In our efforts to save the Work Projects Administration building from going into private ownership, several Venice citizens petitioned the Postal Regulatory Committee (PRC) for review concerning the sale. The PRC’s response was that it lacks jurisdiction.
A lawsuit was filed in District Court in Washington D.C. in March 2012 by Elaine Mittleman challenging the PRC’s assertion of their lack of jurisdiction over post office sales. Created to monitor the actions of the United States Postal Service (USPS), the PRC was meant to be an advocate for the public and to ensure public’s access to postal services.
Mittleman appealed the decision to move postal services in Venice to the annex, arguing that closure of our historic post office would severely reduce or temporarily eliminate the availability of postal services to the community.

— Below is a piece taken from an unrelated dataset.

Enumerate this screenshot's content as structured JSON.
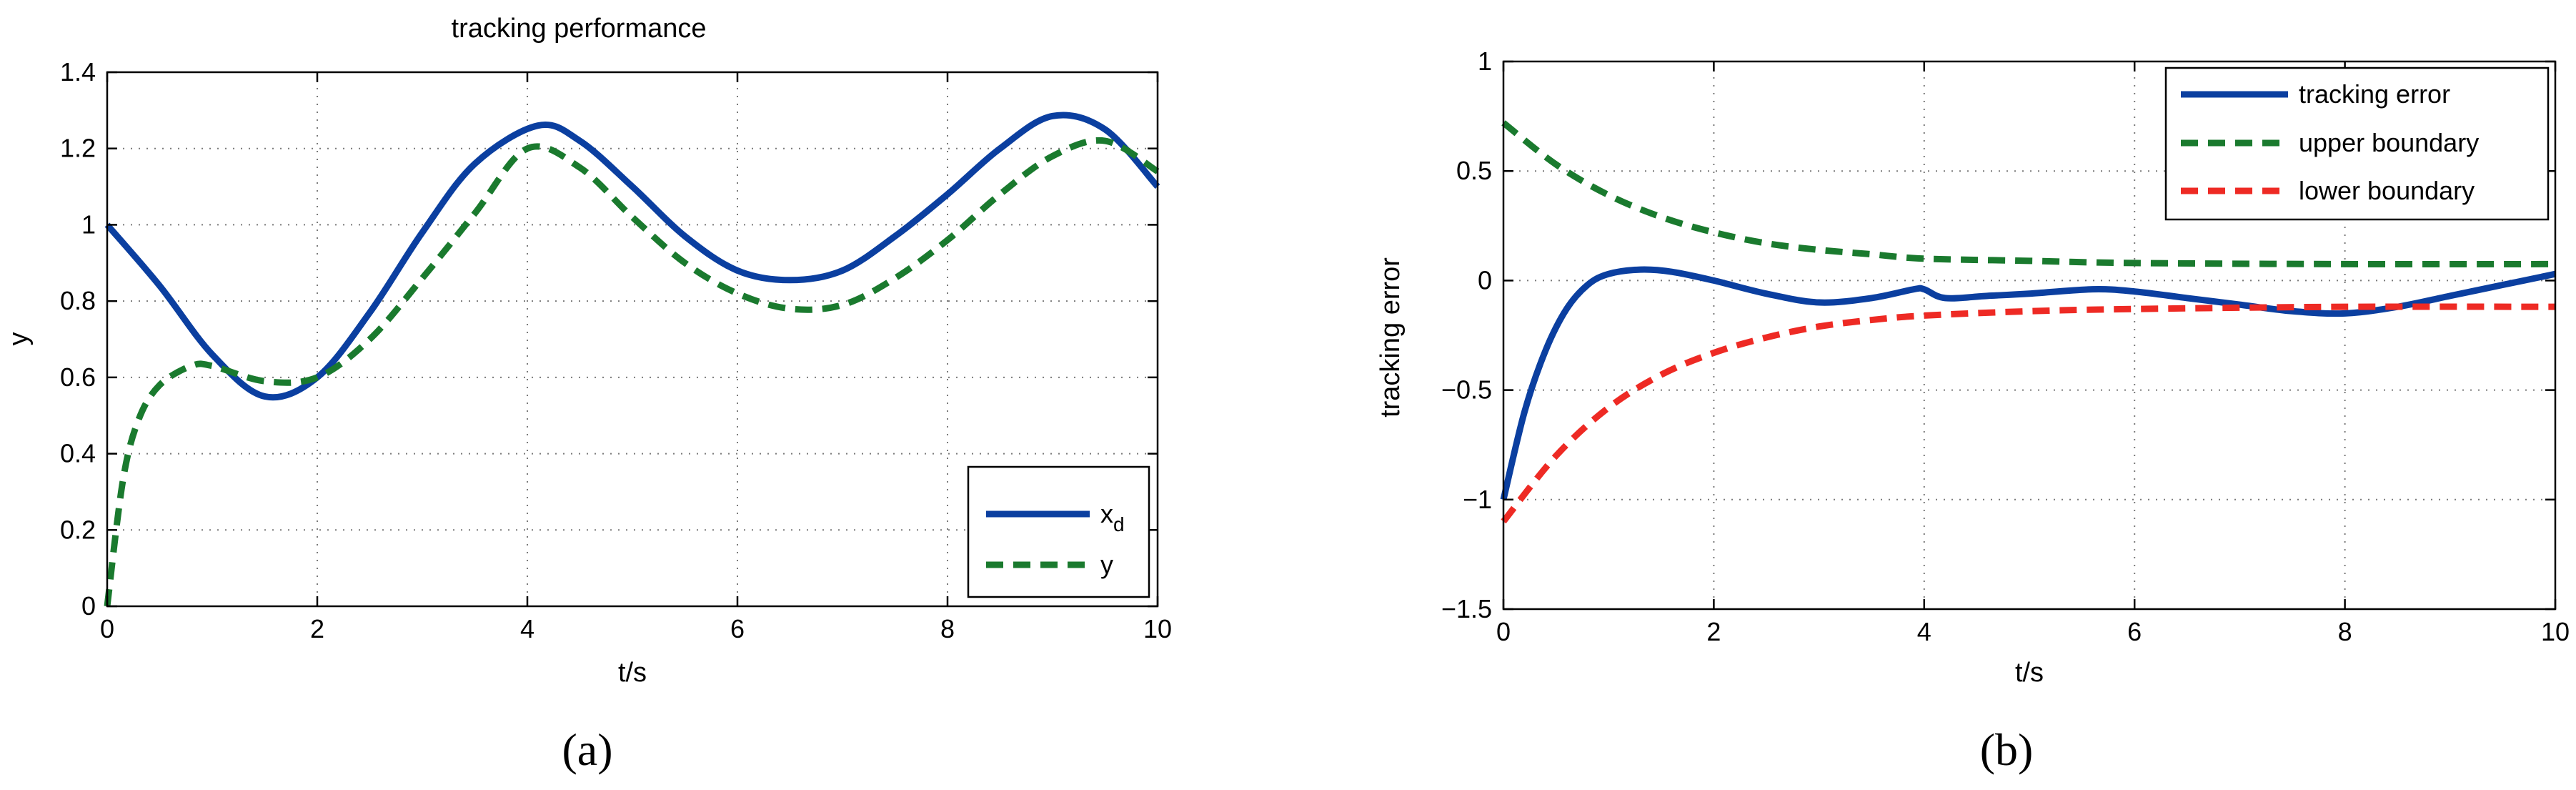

The PRC dismissed the appeal for lack of jurisdiction.
However, on August 29 2014 Mittleman filed a petition for rehearing in the D.C. Circuit Court, asking the PRC to file a response.
“It does not mean that the petition will be granted, but at least the Court wants to know what the PRC has to say in response,” Mittleman stated in an email message.
Edward Biberman’s Story of Venice mural that had adorned the wall of our historical post office was leased by the USPS to Silver for fifty years at no cost. The community has been struggling to get the USPS to lease the mural to a public institution, such as the Venice library, where the public would have access to it.
The so-called post office crisis is a manufactured crisis created to destroy a unionized government institution that delivers to all in favor of the private shipping companies that charge more and deliver to less.